EL FORO EMPAJENADO - Por DR. ALEJANDRO ENCINA MARÍN - Domingo 4 de Enero del 2015

EL FORO EMPAJENADO

Por DR. ALEJANDRO ENCINA MARÍN

 

Entre las funciones que delegamos en los Poderes del Estado por imperio constitucional, acaso la más delicada sea la de administrar justicia. Sobre todo porque el resultado no siempre responde al estricto derecho ni a la calidad profesional del abogado. A diario, desde que ejerzo esta profesión, en la que comencé a trabajar en los primeros años de la década de 1950, he detectado el uso de diversas tramoyas para torcer los fallos y, lamento decirlo, he visto muchas veces obtener con estos artificios sentencias dolorosamente contrarias al derecho y la justicia.

La generalización de estas prácticas ha sido posible en un sistema en que resultan decisivas las influencias, principalmente políticas, el apoyo de logias, partidos, clubes, amistades, etcétera, y a veces, ¡oh dolor!, el patrocinio del conocido «podero$o caballero».

Vastos sectores de nuestra sociedad aún creen, o quieren creer, en brujerías y ayudas sobrenaturales, y tuve en alguna ocasión como adversario a algún profesional que, o intentó intimidarme, o en verdad buscó torcer los resultados apelando a fuerzas mágicas que podrían lograr «extra legem» un resultado favorable a sus intereses mediante el vernáculo «paje» (pronúnciese «payé»).

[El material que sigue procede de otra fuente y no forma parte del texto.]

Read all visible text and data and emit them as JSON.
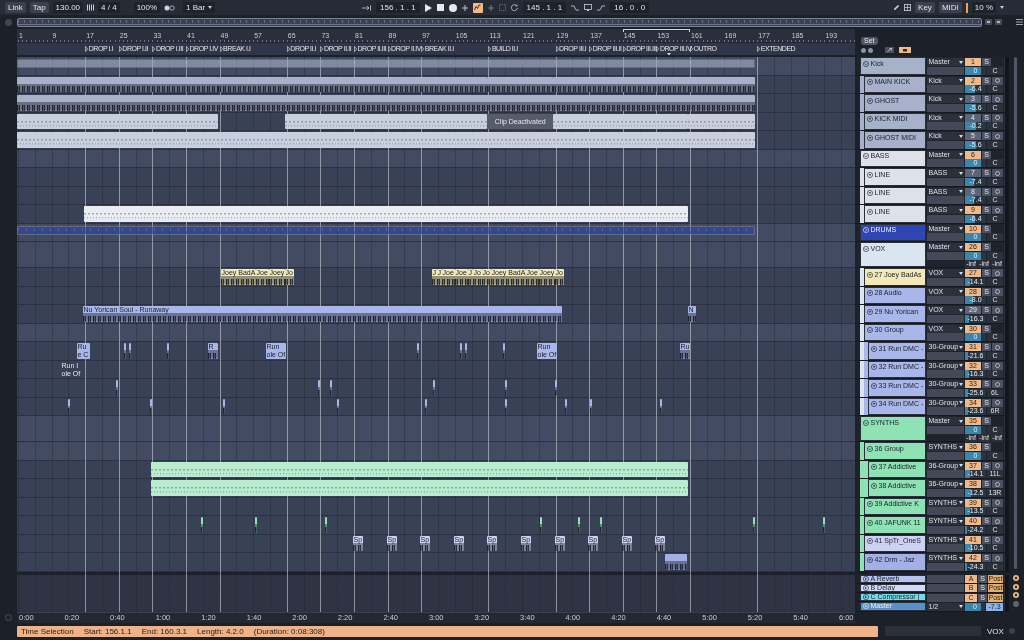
{
  "toolbar": {
    "link": "Link",
    "tap": "Tap",
    "tempo": "130.00",
    "time_signature": "4 / 4",
    "percent": "100%",
    "quantization": "1 Bar",
    "position": "156 . 1 . 1",
    "automation_arm": {
      "on": true
    },
    "loop_start": "145 . 1 . 1",
    "loop_length": "16 . 0 . 0",
    "key_map": "Key",
    "midi_map": "MIDI",
    "cpu": "10 %"
  },
  "ruler": {
    "bars": [
      "1",
      "9",
      "17",
      "25",
      "33",
      "41",
      "49",
      "57",
      "65",
      "73",
      "81",
      "89",
      "97",
      "105",
      "113",
      "121",
      "129",
      "137",
      "145",
      "153",
      "161",
      "169",
      "177",
      "185",
      "193"
    ]
  },
  "locators": [
    "DROP I.I",
    "DROP I.II",
    "DROP I.III",
    "DROP I.IV",
    "BREAK I.I",
    "DROP II.I",
    "DROP II.II",
    "DROP II.III",
    "DROP II.IV",
    "BREAK II.I",
    "BUILD II.I",
    "DROP III.I",
    "DROP III.II",
    "DROP III.III",
    "DROP III.IV",
    "OUTRO",
    "EXTENDED"
  ],
  "set_panel": {
    "title": "Set"
  },
  "tracks": [
    {
      "kind": "group",
      "name": "Kick",
      "color": "#a7b1c9",
      "expanded": true,
      "output": "Master",
      "number": "1",
      "active": true,
      "solo": "S",
      "volume": "0",
      "level": 0.78,
      "pan": "C",
      "clips": [
        {
          "kind": "overview"
        }
      ],
      "children": [
        {
          "kind": "track",
          "name": "MAIN KICK",
          "color": "#a7b1c9",
          "output": "Kick",
          "number": "2",
          "active": true,
          "solo": "S",
          "volume": "-6.4",
          "level": 0.46,
          "pan": "C",
          "clips": [
            {
              "kind": "audio"
            },
            {
              "kind": "audio"
            },
            {
              "kind": "audio"
            },
            {
              "kind": "audio"
            },
            {
              "kind": "audio"
            }
          ]
        },
        {
          "kind": "track",
          "name": "GHOST",
          "color": "#a7b1c9",
          "output": "Kick",
          "number": "3",
          "active": false,
          "solo": "S",
          "volume": "-5.6",
          "level": 0.5,
          "pan": "C",
          "clips": [
            {
              "kind": "audio"
            }
          ]
        },
        {
          "kind": "track",
          "name": "KICK MIDI",
          "color": "#a7b1c9",
          "output": "Kick",
          "number": "4",
          "active": false,
          "solo": "S",
          "volume": "-0.2",
          "level": 0.52,
          "pan": "C",
          "clips": [
            {
              "kind": "midi"
            },
            {
              "kind": "midi"
            },
            {
              "kind": "deactivated",
              "name": "Clip Deactivated"
            },
            {
              "kind": "midi"
            },
            {
              "kind": "midi"
            }
          ]
        },
        {
          "kind": "track",
          "name": "GHOST MIDI",
          "color": "#a7b1c9",
          "output": "Kick",
          "number": "5",
          "active": false,
          "solo": "S",
          "volume": "-5.6",
          "level": 0.5,
          "pan": "C",
          "clips": [
            {
              "kind": "midi"
            }
          ]
        }
      ]
    },
    {
      "kind": "group",
      "name": "BASS",
      "color": "#dde1e9",
      "expanded": true,
      "output": "Master",
      "number": "6",
      "active": true,
      "solo": "S",
      "volume": "0",
      "level": 0.78,
      "pan": "C",
      "children": [
        {
          "kind": "track",
          "name": "LINE",
          "color": "#dde1e9",
          "output": "BASS",
          "number": "7",
          "active": false,
          "solo": "S",
          "volume": "-7.4",
          "level": 0.44,
          "pan": "C"
        },
        {
          "kind": "track",
          "name": "LINE",
          "color": "#dde1e9",
          "output": "BASS",
          "number": "8",
          "active": false,
          "solo": "S",
          "volume": "-7.4",
          "level": 0.44,
          "pan": "C"
        },
        {
          "kind": "track",
          "name": "LINE",
          "color": "#dde1e9",
          "output": "BASS",
          "number": "9",
          "active": true,
          "solo": "S",
          "volume": "-6.4",
          "level": 0.46,
          "pan": "C",
          "clips": [
            {
              "kind": "midi"
            }
          ]
        }
      ]
    },
    {
      "kind": "group",
      "name": "DRUMS",
      "color": "#2f45b3",
      "expanded": false,
      "output": "Master",
      "number": "10",
      "active": true,
      "solo": "S",
      "volume": "0",
      "level": 0.78,
      "pan": "C",
      "clips": [
        {
          "kind": "overview"
        }
      ]
    },
    {
      "kind": "group",
      "name": "VOX",
      "color": "#dae5f2",
      "expanded": true,
      "output": "Master",
      "number": "26",
      "active": true,
      "solo": "S",
      "volume": "0",
      "level": 0.78,
      "pan": "C",
      "meters": [
        "-inf",
        "-inf",
        "-inf"
      ],
      "children": [
        {
          "kind": "track",
          "name": "27 Joey BadAs",
          "color": "#f2e9b6",
          "output": "VOX",
          "number": "27",
          "active": true,
          "solo": "S",
          "volume": "-14.1",
          "level": 0.22,
          "pan": "C",
          "clips": [
            {
              "kind": "audio",
              "name": "Joey BadA"
            },
            {
              "kind": "audio",
              "name": "Joe"
            },
            {
              "kind": "audio",
              "name": "Joey"
            },
            {
              "kind": "audio",
              "name": "Jo"
            },
            {
              "kind": "audio",
              "name": "J"
            },
            {
              "kind": "audio",
              "name": "J"
            },
            {
              "kind": "audio",
              "name": "Joe"
            },
            {
              "kind": "audio",
              "name": "Joe"
            },
            {
              "kind": "audio",
              "name": "J"
            },
            {
              "kind": "audio",
              "name": "Jo"
            },
            {
              "kind": "audio",
              "name": "Jo"
            },
            {
              "kind": "audio",
              "name": "Joey BadA"
            },
            {
              "kind": "audio",
              "name": "Joe"
            },
            {
              "kind": "audio",
              "name": "Joey"
            },
            {
              "kind": "audio",
              "name": "Jo"
            }
          ]
        },
        {
          "kind": "track",
          "name": "28 Audio",
          "color": "#a9b6ea",
          "output": "VOX",
          "number": "28",
          "active": true,
          "solo": "S",
          "volume": "-8.0",
          "level": 0.4,
          "pan": "C"
        },
        {
          "kind": "track",
          "name": "29 Nu Yorican",
          "color": "#a9b6ea",
          "output": "VOX",
          "number": "29",
          "active": false,
          "solo": "S",
          "volume": "-16.3",
          "level": 0.2,
          "pan": "C",
          "clips": [
            {
              "kind": "audio",
              "name": "Nu Yorican Soul - Runaway"
            },
            {
              "kind": "audio",
              "name": "N"
            }
          ]
        },
        {
          "kind": "group",
          "name": "30 Group",
          "color": "#a9b6ea",
          "expanded": true,
          "output": "VOX",
          "number": "30",
          "active": true,
          "solo": "S",
          "volume": "0",
          "level": 0.78,
          "pan": "C",
          "children": [
            {
              "kind": "track",
              "name": "31 Run DMC -",
              "color": "#a9b6ea",
              "output": "30-Group",
              "number": "31",
              "active": true,
              "solo": "S",
              "volume": "-21.6",
              "level": 0.13,
              "pan": "C",
              "clips": [
                {
                  "kind": "audio",
                  "name": "Ru",
                  "subtitle": "e C"
                },
                {
                  "kind": "audio"
                },
                {
                  "kind": "audio"
                },
                {
                  "kind": "audio"
                },
                {
                  "kind": "audio",
                  "name": "R"
                },
                {
                  "kind": "audio",
                  "name": "Run",
                  "subtitle": "ole Of"
                },
                {
                  "kind": "audio"
                },
                {
                  "kind": "audio"
                },
                {
                  "kind": "audio"
                },
                {
                  "kind": "audio"
                },
                {
                  "kind": "audio",
                  "name": "Run",
                  "subtitle": "ole Of"
                },
                {
                  "kind": "audio",
                  "name": "Ru"
                }
              ]
            },
            {
              "kind": "track",
              "name": "32 Run DMC -",
              "color": "#a9b6ea",
              "output": "30-Group",
              "number": "32",
              "active": true,
              "solo": "S",
              "volume": "-16.3",
              "level": 0.2,
              "pan": "C",
              "clips": [
                {
                  "kind": "label",
                  "name": "Run I",
                  "subtitle": "ole Of"
                }
              ]
            },
            {
              "kind": "track",
              "name": "33 Run DMC -",
              "color": "#a9b6ea",
              "output": "30-Group",
              "number": "33",
              "active": true,
              "solo": "S",
              "volume": "-25.6",
              "level": 0.16,
              "pan": "6L",
              "clips": [
                {
                  "kind": "audio"
                },
                {
                  "kind": "audio"
                },
                {
                  "kind": "audio"
                },
                {
                  "kind": "audio"
                },
                {
                  "kind": "audio"
                },
                {
                  "kind": "audio"
                }
              ]
            },
            {
              "kind": "track",
              "name": "34 Run DMC -",
              "color": "#a9b6ea",
              "output": "30-Group",
              "number": "34",
              "active": true,
              "solo": "S",
              "volume": "-23.6",
              "level": 0.12,
              "pan": "6R",
              "clips": [
                {
                  "kind": "audio"
                },
                {
                  "kind": "audio"
                },
                {
                  "kind": "audio"
                },
                {
                  "kind": "audio"
                },
                {
                  "kind": "audio"
                },
                {
                  "kind": "audio"
                },
                {
                  "kind": "audio"
                },
                {
                  "kind": "audio"
                },
                {
                  "kind": "audio"
                }
              ]
            }
          ]
        }
      ]
    },
    {
      "kind": "group",
      "name": "SYNTHS",
      "color": "#8fe2b3",
      "expanded": true,
      "output": "Master",
      "number": "35",
      "active": true,
      "solo": "S",
      "volume": "0",
      "level": 0.78,
      "pan": "C",
      "meters": [
        "-inf",
        "-inf",
        "-inf"
      ],
      "children": [
        {
          "kind": "group",
          "name": "36 Group",
          "color": "#8fe2b3",
          "expanded": true,
          "output": "SYNTHS",
          "number": "36",
          "active": true,
          "solo": "S",
          "volume": "0",
          "level": 0.78,
          "pan": "C",
          "children": [
            {
              "kind": "track",
              "name": "37 Addictive",
              "color": "#8fe2b3",
              "output": "36-Group",
              "number": "37",
              "active": true,
              "solo": "S",
              "volume": "-14.1",
              "level": 0.22,
              "pan": "11L",
              "clips": [
                {
                  "kind": "midi"
                }
              ]
            },
            {
              "kind": "track",
              "name": "38 Addictive",
              "color": "#8fe2b3",
              "output": "36-Group",
              "number": "38",
              "active": true,
              "solo": "S",
              "volume": "-12.5",
              "level": 0.27,
              "pan": "13R",
              "clips": [
                {
                  "kind": "midi"
                }
              ]
            }
          ]
        },
        {
          "kind": "track",
          "name": "39 Addictive K",
          "color": "#8fe2b3",
          "output": "SYNTHS",
          "number": "39",
          "active": true,
          "solo": "S",
          "volume": "-13.5",
          "level": 0.25,
          "pan": "C"
        },
        {
          "kind": "track",
          "name": "40 JAFUNK 11",
          "color": "#8fe2b3",
          "output": "SYNTHS",
          "number": "40",
          "active": true,
          "solo": "S",
          "volume": "-24.2",
          "level": 0.09,
          "pan": "C",
          "clips": [
            {
              "kind": "audio"
            },
            {
              "kind": "audio"
            },
            {
              "kind": "audio"
            },
            {
              "kind": "audio"
            },
            {
              "kind": "audio"
            },
            {
              "kind": "audio"
            },
            {
              "kind": "audio"
            },
            {
              "kind": "audio"
            }
          ]
        },
        {
          "kind": "track",
          "name": "41 SpTr_OneS",
          "color": "#cdd1f2",
          "output": "SYNTHS",
          "number": "41",
          "active": true,
          "solo": "S",
          "volume": "-10.5",
          "level": 0.32,
          "pan": "C",
          "clips": [
            {
              "kind": "audio",
              "name": "Sp"
            },
            {
              "kind": "audio",
              "name": "Sp"
            },
            {
              "kind": "audio",
              "name": "Sp"
            },
            {
              "kind": "audio",
              "name": "Sp"
            },
            {
              "kind": "audio",
              "name": "Sp"
            },
            {
              "kind": "audio",
              "name": "Sp"
            },
            {
              "kind": "audio",
              "name": "Sp"
            },
            {
              "kind": "audio",
              "name": "Sp"
            },
            {
              "kind": "audio",
              "name": "Sp"
            },
            {
              "kind": "audio",
              "name": "Sp"
            }
          ]
        },
        {
          "kind": "track",
          "name": "42 Drm - Jaz",
          "color": "#a3b0e6",
          "output": "SYNTHS",
          "number": "42",
          "active": true,
          "solo": "S",
          "volume": "-24.3",
          "level": 0.09,
          "pan": "C",
          "clips": [
            {
              "kind": "audio"
            }
          ]
        }
      ]
    }
  ],
  "returns": [
    {
      "kind": "return",
      "name": "A Reverb",
      "color": "#b5c3f1",
      "letter": "A",
      "active": true,
      "solo": "S",
      "post": "Post"
    },
    {
      "kind": "return",
      "name": "B Delay",
      "color": "#d5dbf6",
      "letter": "B",
      "active": true,
      "solo": "S",
      "post": "Post"
    },
    {
      "kind": "return",
      "name": "C Compressor |",
      "color": "#74dce6",
      "letter": "C",
      "active": true,
      "solo": "S",
      "post": "Post"
    },
    {
      "kind": "master",
      "name": "Master",
      "color": "#5791c9",
      "output": "1/2",
      "volume": "0",
      "level": 0.78,
      "cue": "-7.3"
    }
  ],
  "time_ruler": [
    "0:00",
    "0:20",
    "0:40",
    "1:00",
    "1:20",
    "1:40",
    "2:00",
    "2:20",
    "2:40",
    "3:00",
    "3:20",
    "3:40",
    "4:00",
    "4:20",
    "4:40",
    "5:00",
    "5:20",
    "5:40",
    "6:00"
  ],
  "status_bar": {
    "mode": "Time Selection",
    "start": "Start: 156.1.1",
    "end": "End: 160.3.1",
    "length": "Length: 4.2.0",
    "duration": "(Duration: 0:08:308)",
    "track": "VOX"
  }
}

Por esos días, el sistema de administración de Justicia todavía estaba centralizado en la capital, donde se ventilaban los pleitos por todos los sucesos judiciales y donde estaban todos los magistrados y los tribunales, y, por supuesto, la Corte Suprema de Justicia, de modo que, para ejercer su profesión, todos los abogados tenían que contar con escritorios abiertos en Asunción.

Con perdón de los lectores, por aquel entonces me contaba entre los profesionales a cuyas mesas de trabajo iban a parar algunos de los juicios penales de mayor bulto, y así fui contratado para un sonado caso de homicidio ocurrido fuera de la capital, en una ciudad industrializada del interior del país, ciudad impulsada precisamente por la familia que fue aquejada por la tragedia.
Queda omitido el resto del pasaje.